If you regularly carry a bag, this can add to the workout that stair climbing can be. Walking up stairs with weights, in this case your bags, is like carrying kettlebells, which are a hugely popular way of building strength in the gym.
Stair climbing at the office can then become a way to fit in stealthy weight lifting, just by going to the office. Light weight lifting like this can help prevent things like muscle wastage (a cause of stretch marks). It can also help you to lose weight, so there’s an added bonus there.
Another nice thing about stair climbing is that many fitness trackers, like the FitBit, can measure it as activity so it will help you keep on track with your goals.
Climb the stairs, track your progress, feel rewarded. Feel better!
I also find stair climbing first thing on a cold morning fantastic for warming up. Because of the energy it uses, that causes heat/warmth. When I take the stairs, I never walk into the office feeling cold!
How to keep it going
Try to start stair climbing at work regularly, even for one floor up and down.
You can still take the lift on days when you are in a rush or feeling particularly tired.
At the very least, you can go down a flight of stairs (going down 3 flights of stairs burns the same calories as going up one flight of stairs!)
If you have one of those bags on wheels, try using a different bag as removing the excuses ahead of time will help you.
Stair Climbing at Work Challenge: What I’ve been doing with colleagues
As we are climbing stairs every day, we decided to start keeping a record of it in the office. We simply printed out a sheet with a goal for a virtual mountain, printed from the NHS (see page 2!) website here in the UK.
It tells us that, to climb a local hill (not mountain just yet!), we need to do 82 flights of stairs per week. It sounds like a lot but when you do quite a few anyway, it’s just a little extra effort.
One tip would be to only suggest a stair climbing challenge to colleagues you are close to – if you go beyond that, it could start to sound like an order and put people off.
You can then try the system, see what works and, if it gains momentum, others will want to join naturally. One of the worst things for trying to promote health at work is being forceful.
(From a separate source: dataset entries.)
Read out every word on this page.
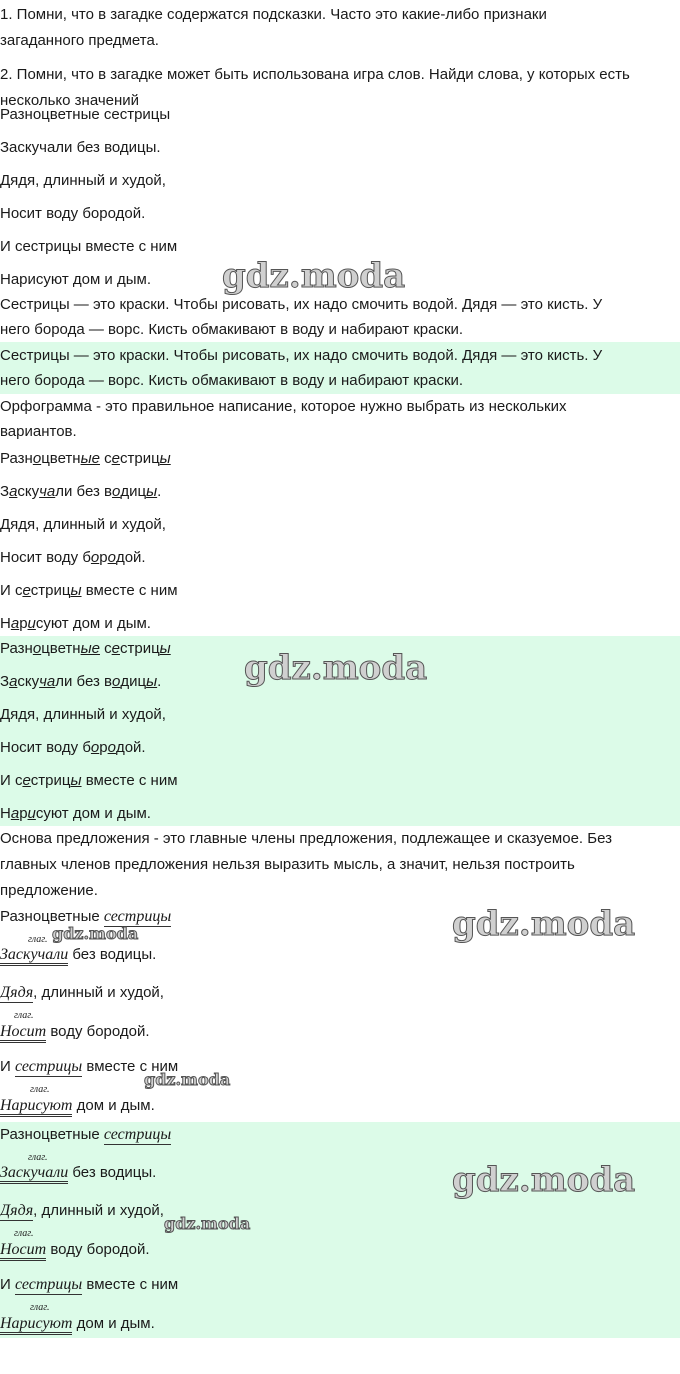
1. Помни, что в загадке содержатся подсказки. Часто это какие-либо признаки
загаданного предмета.
2. Помни, что в загадке может быть использована игра слов. Найди слова, у которых есть
несколько значений
Разноцветные сестрицы
Заскучали без водицы.
Дядя, длинный и худой,
Носит воду бородой.
И сестрицы вместе с ним
Нарисуют дом и дым. gdz.moda
Сестрицы — это краски. Чтобы рисовать, их надо смочить водой. Дядя — это кисть. У
него борода — ворс. Кисть обмакивают в воду и набирают краски.
Сестрицы — это краски. Чтобы рисовать, их надо смочить водой. Дядя — это кисть. У
него борода — ворс. Кисть обмакивают в воду и набирают краски.
Орфограмма - это правильное написание, которое нужно выбрать из нескольких
вариантов.
Разноцветные сестрицы
Заскучали без водицы.
Дядя, длинный и худой,
Носит воду бородой.
И сестрицы вместе с ним
Нарисуют дом и дым.
Разноцветные сестрицы
Заскучали без водицы.
Дядя, длинный и худой,
Носит воду бородой.
И сестрицы вместе с ним
Нарисуют дом и дым.
gdz.moda
Основа предложения - это главные члены предложения, подлежащее и сказуемое. Без
главных членов предложения нельзя выразить мысль, а значит, нельзя построить
предложение.
Разноцветные сестрицы
глаг.
Заскучали без водицы.
Дядя, длинный и худой,
глаг.
Носит воду бородой.
И сестрицы вместе с ним
глаг.
Нарисуют дом и дым.
gdz.moda
gdz.moda
gdz.moda
Разноцветные сестрицы
глаг.
Заскучали без водицы.
Дядя, длинный и худой,
глаг.
Носит воду бородой.
И сестрицы вместе с ним
глаг.
Нарисуют дом и дым.
gdz.moda
gdz.moda
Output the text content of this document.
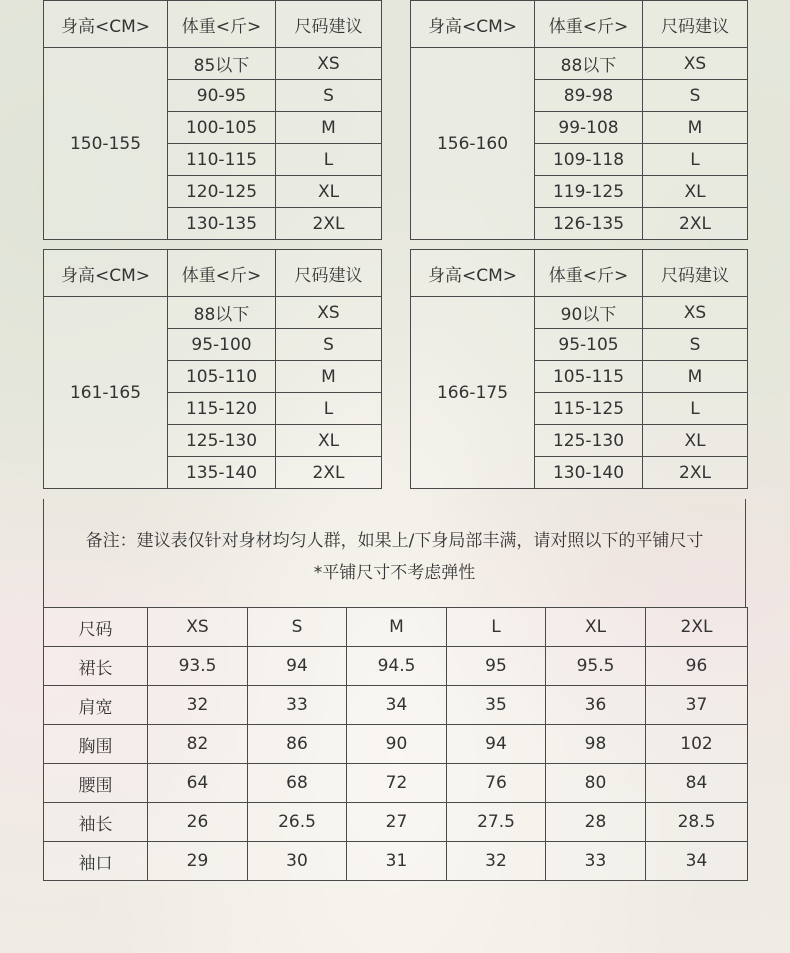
身高<CM>	体重<斤>	尺码建议
150-155	85以下	XS
	90-95	S
	100-105	M
	110-115	L
	120-125	XL
	130-135	2XL
身高<CM>	体重<斤>	尺码建议
156-160	88以下	XS
	89-98	S
	99-108	M
	109-118	L
	119-125	XL
	126-135	2XL
身高<CM>	体重<斤>	尺码建议
161-165	88以下	XS
	95-100	S
	105-110	M
	115-120	L
	125-130	XL
	135-140	2XL
身高<CM>	体重<斤>	尺码建议
166-175	90以下	XS
	95-105	S
	105-115	M
	115-125	L
	125-130	XL
	130-140	2XL
备注：建议表仅针对身材均匀人群，如果上/下身局部丰满，请对照以下的平铺尺寸
*平铺尺寸不考虑弹性
尺码	XS	S	M	L	XL	2XL
裙长	93.5	94	94.5	95	95.5	96
肩宽	32	33	34	35	36	37
胸围	82	86	90	94	98	102
腰围	64	68	72	76	80	84
袖长	26	26.5	27	27.5	28	28.5
袖口	29	30	31	32	33	34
People don’t like to be coerced into doing something and they will likely resist future suggestions even more than they do now.
What you need to do next
Leave a comment below with the floors you’ve covered (or intend to cover!) this week with your stair climbing at work and let us know how it is working for you!
If you haven’t already got some, you will also benefit from wearing good shoes (and sorry, but high heels do not count as good shoes for stair climbing!)